If Good Morning, Midnight does not offer a way out of the impasse it presents a meticulous exploration of it, and in so doing suggests a version of the sublime that at last makes explicit the extremity of feminine misogyny, implicit within and securely contained by the Kantian formulation. Here we see the sublime as the wish for and affirmation of a moment of utter self-loss, but one in which feminine sacrifice does not ensure reason's aggrandizement. If the imagination can participate in and have access to the mind's supersensible vocation only by laying waste to itself, Sasha assents to a sacrifice that is at once sheer abjection—her bitter
recognition of the fact that "sacrifices are necessary"—and a defiant resistance to the forces that have determined it. That she becomes the agent and not merely the recipient of her own destruction is a perhaps dubious victory. But I would like to imagine her final "yes" as a moment of self-mutilation that wounds the self not only to nullify but perhaps also to sustain it, albeit in fragmented form. Unlike the Kantian version, this sublime calls into question the efficacy of the dividing line as such. For at the end of the novel self-shattering and self-constitution have become one and the same, and if Sasha finally embraces negativity itself, the condition is that feminine self-hatred has, for perhaps the last time, not been denied.

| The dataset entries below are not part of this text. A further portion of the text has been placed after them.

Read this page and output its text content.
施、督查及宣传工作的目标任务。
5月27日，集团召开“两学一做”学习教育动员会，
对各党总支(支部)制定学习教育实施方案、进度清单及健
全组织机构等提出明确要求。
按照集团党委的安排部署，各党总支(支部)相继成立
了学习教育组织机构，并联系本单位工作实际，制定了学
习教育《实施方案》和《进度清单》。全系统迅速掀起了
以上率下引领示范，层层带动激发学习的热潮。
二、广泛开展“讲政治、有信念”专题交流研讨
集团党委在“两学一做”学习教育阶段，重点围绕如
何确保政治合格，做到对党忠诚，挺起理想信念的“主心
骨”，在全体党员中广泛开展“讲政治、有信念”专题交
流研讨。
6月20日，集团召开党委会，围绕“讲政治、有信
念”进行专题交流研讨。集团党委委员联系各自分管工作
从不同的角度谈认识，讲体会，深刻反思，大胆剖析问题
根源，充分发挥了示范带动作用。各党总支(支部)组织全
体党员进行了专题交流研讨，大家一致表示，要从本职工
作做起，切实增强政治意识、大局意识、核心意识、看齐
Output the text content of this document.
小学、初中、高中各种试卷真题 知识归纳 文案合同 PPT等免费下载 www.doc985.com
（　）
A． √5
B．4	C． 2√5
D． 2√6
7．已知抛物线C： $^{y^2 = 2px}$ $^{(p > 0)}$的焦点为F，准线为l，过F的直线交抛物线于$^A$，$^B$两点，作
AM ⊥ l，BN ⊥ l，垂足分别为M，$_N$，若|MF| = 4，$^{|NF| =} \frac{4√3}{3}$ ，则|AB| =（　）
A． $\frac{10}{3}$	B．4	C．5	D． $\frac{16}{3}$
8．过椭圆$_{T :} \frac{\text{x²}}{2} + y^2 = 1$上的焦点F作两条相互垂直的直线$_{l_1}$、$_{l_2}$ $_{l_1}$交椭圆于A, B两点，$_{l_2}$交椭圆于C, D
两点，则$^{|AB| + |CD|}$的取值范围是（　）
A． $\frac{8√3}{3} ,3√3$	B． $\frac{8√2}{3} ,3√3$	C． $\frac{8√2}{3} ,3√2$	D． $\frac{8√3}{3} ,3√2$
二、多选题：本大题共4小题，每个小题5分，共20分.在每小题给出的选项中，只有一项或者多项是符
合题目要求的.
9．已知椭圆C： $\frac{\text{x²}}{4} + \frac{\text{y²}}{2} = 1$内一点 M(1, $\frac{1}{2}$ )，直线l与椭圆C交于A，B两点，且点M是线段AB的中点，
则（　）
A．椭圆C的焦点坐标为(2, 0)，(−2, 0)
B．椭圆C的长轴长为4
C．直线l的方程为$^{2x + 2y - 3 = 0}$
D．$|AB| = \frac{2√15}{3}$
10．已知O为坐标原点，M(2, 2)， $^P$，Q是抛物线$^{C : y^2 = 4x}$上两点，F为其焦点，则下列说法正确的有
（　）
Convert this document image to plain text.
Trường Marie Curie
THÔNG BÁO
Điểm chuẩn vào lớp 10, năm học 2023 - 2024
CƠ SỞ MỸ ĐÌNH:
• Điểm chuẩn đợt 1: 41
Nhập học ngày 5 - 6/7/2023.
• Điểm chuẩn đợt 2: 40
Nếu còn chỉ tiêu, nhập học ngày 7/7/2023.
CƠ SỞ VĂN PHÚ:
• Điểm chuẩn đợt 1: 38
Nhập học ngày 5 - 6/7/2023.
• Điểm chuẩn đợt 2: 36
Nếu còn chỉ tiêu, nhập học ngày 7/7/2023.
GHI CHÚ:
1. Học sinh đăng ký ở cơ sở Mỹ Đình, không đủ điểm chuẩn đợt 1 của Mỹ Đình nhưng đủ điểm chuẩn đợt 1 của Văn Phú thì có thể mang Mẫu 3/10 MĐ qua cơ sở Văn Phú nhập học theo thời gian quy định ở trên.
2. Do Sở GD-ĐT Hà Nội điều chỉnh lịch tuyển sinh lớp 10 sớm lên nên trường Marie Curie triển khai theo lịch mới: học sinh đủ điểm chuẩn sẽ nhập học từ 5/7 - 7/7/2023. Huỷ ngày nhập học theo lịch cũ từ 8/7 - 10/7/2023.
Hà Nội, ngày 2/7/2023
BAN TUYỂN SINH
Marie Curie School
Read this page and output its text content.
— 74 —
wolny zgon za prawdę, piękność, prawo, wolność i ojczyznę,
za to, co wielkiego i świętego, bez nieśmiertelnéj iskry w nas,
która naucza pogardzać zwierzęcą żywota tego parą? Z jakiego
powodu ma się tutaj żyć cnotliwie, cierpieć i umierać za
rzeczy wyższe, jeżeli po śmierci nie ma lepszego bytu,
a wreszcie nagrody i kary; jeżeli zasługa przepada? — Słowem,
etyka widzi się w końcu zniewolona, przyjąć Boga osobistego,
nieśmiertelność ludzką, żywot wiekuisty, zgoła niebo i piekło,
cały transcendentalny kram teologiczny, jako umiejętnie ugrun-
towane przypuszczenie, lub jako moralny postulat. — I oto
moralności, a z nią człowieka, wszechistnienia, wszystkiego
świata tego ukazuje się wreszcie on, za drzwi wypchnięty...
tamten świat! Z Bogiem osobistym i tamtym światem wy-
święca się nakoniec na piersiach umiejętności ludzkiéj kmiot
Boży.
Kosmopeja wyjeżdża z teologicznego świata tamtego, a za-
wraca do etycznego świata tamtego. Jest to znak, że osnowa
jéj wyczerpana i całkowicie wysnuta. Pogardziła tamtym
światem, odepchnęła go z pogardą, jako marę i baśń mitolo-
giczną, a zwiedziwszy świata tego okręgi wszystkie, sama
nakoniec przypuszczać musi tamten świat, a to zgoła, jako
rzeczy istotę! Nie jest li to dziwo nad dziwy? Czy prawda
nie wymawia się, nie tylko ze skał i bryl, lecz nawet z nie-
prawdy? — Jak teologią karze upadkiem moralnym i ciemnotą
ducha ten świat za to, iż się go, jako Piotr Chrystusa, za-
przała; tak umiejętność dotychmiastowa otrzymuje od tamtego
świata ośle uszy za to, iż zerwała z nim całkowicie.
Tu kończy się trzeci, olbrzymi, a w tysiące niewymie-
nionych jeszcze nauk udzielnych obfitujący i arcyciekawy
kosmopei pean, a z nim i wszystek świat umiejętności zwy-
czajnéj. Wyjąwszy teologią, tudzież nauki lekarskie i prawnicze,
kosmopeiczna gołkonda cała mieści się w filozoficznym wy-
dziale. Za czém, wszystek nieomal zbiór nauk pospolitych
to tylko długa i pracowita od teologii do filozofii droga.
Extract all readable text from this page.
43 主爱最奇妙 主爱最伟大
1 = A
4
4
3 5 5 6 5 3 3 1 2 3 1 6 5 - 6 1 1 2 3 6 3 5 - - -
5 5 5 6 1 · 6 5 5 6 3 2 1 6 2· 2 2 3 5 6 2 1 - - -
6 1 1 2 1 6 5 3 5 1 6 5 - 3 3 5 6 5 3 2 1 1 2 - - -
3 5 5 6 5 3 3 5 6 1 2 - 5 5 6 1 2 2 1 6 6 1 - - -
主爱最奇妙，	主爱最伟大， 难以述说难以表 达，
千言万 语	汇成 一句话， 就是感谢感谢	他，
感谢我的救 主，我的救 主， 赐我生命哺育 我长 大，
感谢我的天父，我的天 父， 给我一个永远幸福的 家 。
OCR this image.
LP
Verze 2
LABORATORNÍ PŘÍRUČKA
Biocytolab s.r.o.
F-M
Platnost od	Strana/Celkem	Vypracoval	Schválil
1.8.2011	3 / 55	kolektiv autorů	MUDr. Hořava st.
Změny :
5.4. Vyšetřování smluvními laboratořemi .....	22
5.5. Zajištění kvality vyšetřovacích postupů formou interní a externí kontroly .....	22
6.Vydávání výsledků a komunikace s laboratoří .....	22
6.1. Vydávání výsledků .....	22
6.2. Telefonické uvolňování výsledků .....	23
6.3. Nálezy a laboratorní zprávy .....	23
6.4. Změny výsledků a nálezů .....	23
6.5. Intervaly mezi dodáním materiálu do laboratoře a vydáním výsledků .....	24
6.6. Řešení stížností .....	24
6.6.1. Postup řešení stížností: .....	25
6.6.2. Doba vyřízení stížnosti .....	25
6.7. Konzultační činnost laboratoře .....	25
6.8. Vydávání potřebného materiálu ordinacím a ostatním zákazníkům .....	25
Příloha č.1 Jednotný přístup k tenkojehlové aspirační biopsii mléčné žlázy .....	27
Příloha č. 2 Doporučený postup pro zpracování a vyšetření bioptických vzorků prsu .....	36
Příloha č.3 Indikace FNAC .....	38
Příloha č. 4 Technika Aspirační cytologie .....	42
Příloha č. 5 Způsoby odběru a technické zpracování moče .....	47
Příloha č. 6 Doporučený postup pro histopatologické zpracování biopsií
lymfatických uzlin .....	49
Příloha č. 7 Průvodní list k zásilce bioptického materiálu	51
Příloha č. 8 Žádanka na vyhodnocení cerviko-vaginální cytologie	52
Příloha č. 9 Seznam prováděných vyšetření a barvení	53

We might read Sasha's "Yes—yes—yes. . . ." as the subversive rather than compulsive repetition of a woman's assent to her own violation. Sasha does not see the entrance of the commis as the invasion of an external force that would demonstrate her own weakness. Rather, once she knows that it is he (and not René) who has entered her room, she scripts the event as a performance. The commis must wear the white dressing gown, perhaps so he can appear as priest-like and remind her of her father (and her mother); he must be silent, so that she can speak. If the costume were different, if he were to talk, there is no reason to suppose that Sasha would embrace him with her parody of Molly Bloom's "yes." But as it is she takes the opportunity to transform her room from a hiding place, one that she's just successfully defended against René, into a theater where she can perform, imitate, and therefore transform the narrative of female subjugation that haunts the entire novel. As Judith Butler has argued, we can see the resemblance between behavior by lesbians and gays that contests the norms of heterosexual conduct by demonstrating that the norm exists only insofar as it is performed and (compulsively) reiterated.[68] Sasha, too, transforms what might appear to be her fate in a certain novelistic genre into a performance; an affirmation of the exertion of her own agency that has the paradoxical effect of transforming the very event she performs/repeats, for she says "yes" to the possibility of taking her own pleasure in a scene with incestuous overtones. In the Kantian sublime the affirmative moment is reserved for masculine reason, which insists on its transcendent validity at the expense of the imagination; here Sasha performs and parodies that role, and in doing so she not only transgresses sexual norms
but subverts and displaces them. Her "yes" is indeed excessive with respect to the norms that have made her a marginal and outcast figure; but it is also excessive in respect to the excess acknowledged by the theory of the sublime and the narrative of female sacrifice with which it is complicit.